Braune „Brigaden“

Die militante „Brigade Halle“ ruft für  Samstag zu einer Demonstration in Halle auf. Für den 1. Mai nächsten Jahres hat dort die Neonazi-Partei „Die Rechte“ bereits einen Aufmarsch angemeldet.

Dienstag, 24. Mai 2016
Horst Freires

Der Tag der Arbeit bleibt ein Pflichttermin im Kalender der rechten Szene. Früher als von allen anderen kommt aus dem Umfeld der Splitterpartei „Die Rechte“ (DR) die Mitteilung, dass ein Aufmarsch zum 1. Mai 2017 für Halle/Saale bereits angemeldet wurde. Es gibt dazu einen Aufruf, in dem von „amerikanisch-israelischen Ausbeutungsbestrebungen“ gesprochen wird. Als Redner werden schon jetzt die beiden „Die Rechte“-Kader Alexander Kurth (Sachsen) und Michel Fischer (Thüringen) angekündigt, ferner Marcel Kretschmer vom Sachsen-Anhalt-Ableger der rechtsübergreifenden, den Holocaust abstreitenden Organisation „Europäischen Aktion“, der aber auch maßgeblicher DR-Kader im Kreisverband Harz ist.

Zur Mobilisierung zum 1. Mai nächsten Jahres in Halle wurde eigens eine Homepage eingerichtet. Dafür verantwortlich zeichnet Ingo Zimmermann aus Burg bei Magdeburg, ebenso wie Kretschmer DR-Kandidat bei den Landtagswahlen im März. Auch für die diesjährige Mai-Demonstration der Partei „Die Rechte“ in Erfurt, (bnr.de berichtete) zu der sich laut Polizei rund 250 Anhänger einfanden, startete die Vorbereitung extrem früh. Anmelder dafür war Fischer im Juli 2015. Die umtriebige wie reisefreudige „Aktionsgruppe Nordheide“ aus der niedersächsischen Region Buchholz, die mit Aktivisten zuletzt bei größeren Neonazi-Aufmärschen in verschiedenen Bundesländern auftauchte, hat als erste Gruppierung ihre Unterstützung mitgeteilt.

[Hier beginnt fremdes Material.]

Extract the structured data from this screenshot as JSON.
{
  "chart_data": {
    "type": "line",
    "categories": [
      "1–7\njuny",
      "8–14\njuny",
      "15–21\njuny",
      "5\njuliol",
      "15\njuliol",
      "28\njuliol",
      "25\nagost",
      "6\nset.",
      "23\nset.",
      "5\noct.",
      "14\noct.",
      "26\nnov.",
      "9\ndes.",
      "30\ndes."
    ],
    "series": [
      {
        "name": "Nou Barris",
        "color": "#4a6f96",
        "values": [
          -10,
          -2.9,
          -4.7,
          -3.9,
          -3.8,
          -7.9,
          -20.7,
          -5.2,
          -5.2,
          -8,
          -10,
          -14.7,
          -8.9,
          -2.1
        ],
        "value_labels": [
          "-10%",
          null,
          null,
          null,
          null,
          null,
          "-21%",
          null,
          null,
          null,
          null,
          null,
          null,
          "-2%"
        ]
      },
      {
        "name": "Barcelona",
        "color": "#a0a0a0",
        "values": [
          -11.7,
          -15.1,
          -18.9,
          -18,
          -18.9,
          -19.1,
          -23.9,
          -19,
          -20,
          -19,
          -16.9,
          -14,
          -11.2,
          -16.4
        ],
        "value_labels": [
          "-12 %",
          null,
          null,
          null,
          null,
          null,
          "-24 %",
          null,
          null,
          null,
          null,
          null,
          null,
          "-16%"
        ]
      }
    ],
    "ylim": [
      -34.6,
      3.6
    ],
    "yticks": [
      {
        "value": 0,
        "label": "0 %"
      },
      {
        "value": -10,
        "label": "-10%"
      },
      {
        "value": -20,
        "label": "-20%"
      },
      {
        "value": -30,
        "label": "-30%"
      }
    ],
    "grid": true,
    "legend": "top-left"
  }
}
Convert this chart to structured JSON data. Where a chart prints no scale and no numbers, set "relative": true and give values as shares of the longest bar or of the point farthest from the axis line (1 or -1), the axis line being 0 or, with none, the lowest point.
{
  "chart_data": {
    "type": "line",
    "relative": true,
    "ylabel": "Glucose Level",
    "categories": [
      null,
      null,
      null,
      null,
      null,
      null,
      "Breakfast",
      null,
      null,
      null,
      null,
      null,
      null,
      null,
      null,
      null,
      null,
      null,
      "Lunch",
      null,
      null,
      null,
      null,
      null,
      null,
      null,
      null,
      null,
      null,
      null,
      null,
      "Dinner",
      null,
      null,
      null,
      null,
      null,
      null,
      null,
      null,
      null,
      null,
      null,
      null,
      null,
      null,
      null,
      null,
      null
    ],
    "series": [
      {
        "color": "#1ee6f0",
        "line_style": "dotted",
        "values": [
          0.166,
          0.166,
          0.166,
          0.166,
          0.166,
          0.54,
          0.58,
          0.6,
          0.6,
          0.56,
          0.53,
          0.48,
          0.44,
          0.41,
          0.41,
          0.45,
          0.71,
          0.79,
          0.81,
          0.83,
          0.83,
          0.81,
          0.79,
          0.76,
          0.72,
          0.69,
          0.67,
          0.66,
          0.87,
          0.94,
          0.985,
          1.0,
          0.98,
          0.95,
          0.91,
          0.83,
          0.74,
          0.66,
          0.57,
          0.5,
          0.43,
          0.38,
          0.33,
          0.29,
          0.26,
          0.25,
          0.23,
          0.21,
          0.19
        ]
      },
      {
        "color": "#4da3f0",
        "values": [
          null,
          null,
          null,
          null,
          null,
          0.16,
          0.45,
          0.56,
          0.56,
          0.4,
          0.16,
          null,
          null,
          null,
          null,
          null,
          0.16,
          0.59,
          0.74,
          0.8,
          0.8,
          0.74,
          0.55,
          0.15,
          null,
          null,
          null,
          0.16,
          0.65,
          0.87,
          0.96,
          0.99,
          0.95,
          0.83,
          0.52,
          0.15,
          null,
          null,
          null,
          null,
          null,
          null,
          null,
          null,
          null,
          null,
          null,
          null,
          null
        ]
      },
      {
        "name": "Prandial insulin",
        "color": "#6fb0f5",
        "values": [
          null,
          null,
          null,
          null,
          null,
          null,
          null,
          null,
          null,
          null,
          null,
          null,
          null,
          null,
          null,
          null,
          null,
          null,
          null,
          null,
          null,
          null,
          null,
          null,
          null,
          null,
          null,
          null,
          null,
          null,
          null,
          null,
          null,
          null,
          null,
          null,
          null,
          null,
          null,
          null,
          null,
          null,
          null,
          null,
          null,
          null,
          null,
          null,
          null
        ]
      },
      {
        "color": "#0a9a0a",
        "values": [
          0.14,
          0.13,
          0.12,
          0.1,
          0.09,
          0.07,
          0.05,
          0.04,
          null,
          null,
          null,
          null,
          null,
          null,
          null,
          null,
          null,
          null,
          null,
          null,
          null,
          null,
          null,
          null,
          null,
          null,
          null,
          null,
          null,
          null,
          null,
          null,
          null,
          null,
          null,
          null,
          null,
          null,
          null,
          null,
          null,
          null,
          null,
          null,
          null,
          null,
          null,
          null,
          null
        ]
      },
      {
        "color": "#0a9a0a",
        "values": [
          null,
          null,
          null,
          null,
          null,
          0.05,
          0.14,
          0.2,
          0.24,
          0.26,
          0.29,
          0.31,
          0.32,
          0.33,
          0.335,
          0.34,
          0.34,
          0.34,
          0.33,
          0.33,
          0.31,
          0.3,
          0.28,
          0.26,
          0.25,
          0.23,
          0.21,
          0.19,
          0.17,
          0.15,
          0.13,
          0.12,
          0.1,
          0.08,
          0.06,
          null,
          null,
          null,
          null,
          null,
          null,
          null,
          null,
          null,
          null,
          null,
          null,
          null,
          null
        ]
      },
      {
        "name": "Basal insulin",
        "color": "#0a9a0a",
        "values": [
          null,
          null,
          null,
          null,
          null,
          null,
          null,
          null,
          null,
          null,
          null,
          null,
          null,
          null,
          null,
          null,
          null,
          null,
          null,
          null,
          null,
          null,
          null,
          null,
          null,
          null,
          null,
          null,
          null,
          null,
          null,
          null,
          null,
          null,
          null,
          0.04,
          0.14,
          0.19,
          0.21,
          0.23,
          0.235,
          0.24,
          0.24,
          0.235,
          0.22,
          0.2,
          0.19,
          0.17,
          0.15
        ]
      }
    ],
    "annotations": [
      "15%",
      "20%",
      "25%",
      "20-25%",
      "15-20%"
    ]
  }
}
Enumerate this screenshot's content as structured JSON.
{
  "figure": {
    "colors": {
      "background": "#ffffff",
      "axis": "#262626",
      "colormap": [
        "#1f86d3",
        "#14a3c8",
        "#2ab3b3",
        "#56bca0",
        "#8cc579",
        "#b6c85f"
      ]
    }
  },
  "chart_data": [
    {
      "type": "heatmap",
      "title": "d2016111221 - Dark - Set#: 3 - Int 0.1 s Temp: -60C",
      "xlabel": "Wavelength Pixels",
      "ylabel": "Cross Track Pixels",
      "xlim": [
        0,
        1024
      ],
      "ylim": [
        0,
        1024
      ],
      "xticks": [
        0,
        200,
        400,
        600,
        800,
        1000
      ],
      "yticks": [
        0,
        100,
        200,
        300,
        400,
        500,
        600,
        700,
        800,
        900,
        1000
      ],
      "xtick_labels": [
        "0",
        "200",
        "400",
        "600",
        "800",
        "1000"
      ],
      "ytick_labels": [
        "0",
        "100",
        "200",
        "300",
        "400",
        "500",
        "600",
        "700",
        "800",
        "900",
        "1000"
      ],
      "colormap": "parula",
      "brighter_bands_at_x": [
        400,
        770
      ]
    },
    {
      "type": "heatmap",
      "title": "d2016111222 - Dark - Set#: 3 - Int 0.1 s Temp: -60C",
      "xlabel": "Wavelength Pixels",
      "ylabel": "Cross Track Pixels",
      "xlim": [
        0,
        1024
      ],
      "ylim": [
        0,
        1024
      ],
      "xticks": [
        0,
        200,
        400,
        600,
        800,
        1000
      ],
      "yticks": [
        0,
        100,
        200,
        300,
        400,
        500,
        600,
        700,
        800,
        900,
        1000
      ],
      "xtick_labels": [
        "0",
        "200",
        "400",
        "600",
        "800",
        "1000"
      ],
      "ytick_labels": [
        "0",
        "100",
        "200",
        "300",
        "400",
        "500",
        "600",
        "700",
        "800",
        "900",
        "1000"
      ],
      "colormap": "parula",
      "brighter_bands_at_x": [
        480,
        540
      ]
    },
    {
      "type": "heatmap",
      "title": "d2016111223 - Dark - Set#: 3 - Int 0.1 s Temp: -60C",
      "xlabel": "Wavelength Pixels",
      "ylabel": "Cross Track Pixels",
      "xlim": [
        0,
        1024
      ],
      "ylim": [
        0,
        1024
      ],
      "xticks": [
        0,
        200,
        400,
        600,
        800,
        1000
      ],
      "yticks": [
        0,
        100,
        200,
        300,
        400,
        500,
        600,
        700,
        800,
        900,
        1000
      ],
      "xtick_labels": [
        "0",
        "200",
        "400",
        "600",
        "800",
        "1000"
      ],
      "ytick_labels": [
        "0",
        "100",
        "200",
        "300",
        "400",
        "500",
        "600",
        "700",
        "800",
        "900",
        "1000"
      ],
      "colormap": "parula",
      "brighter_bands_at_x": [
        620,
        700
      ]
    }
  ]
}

Ultrafans vom Halleschen FC dabei

Offenkundig eine Art Testballon für das nächste Jahr könnte bereits eine in Halle am 28. Mai von der wie eine neonazistische Kameradschaft agierenden Gruppierung „Brigade Halle“ angemeldete Demonstration sein. Auch dort sollen Kurth und Fischer als Redner auftreten, dazu David Köckert, seit vielen Monaten fester Bestandteil der rechtsextremen „Thügida“-Demonstrationen und NPD-Funktionär, der Ende Februar allerdings seinen Rücktritt als Thüringer Landesorganisationsleiter der Nationaldemokraten verkündete und damit zumindest offiziell den Rückzug aus der ersten Reihe der Partei.

Der „Brigade Halle“ werden auch Ultrafans des Fußballvereins Hallescher FC zugerechnet. Sie war bei den ersten Aktivitäten von HoGeSa („Hooligans gegen Salafisten“) in Köln und Hannover anzutreffen. Wohl auch deshalb, gepaart mit fremdenfeindlichen und den Nationalsozialismus verherrlichenden Aussagen im Internet, hat der Verfassungsschutz sie unter Beobachtung genommen. „Brigade Halle“ gilt als gewaltorientiert. Bei einem augenscheinlich organisierten Angriff auf diverse Objekte der linken Szene in Leipzig Anfang des Jahres sollen auch Teilnehmer aus besagten Hooligan-Strukturen Halles mitgemischt haben. Auch in Bitterfeld hat sich bereits seit längerem eine so genannte „Brigade“ gebildet. Neuerdings taucht in besagter Region propagandistisch ein Personenkreis namens „Nationales Kollektiv Anhalt“ (NKA) auf. Dort federführend aktiv ist Robert Klug aus Bitterfeld. Er war zuletzt Versammlungsleiter einer von den „Freien Kräften Burgenlandkreis“ angezettelten Anti-Asyl-Demonstration am 23. April in Weißenfels. Neben Klug ergriff dort Michel Fischer das Wort.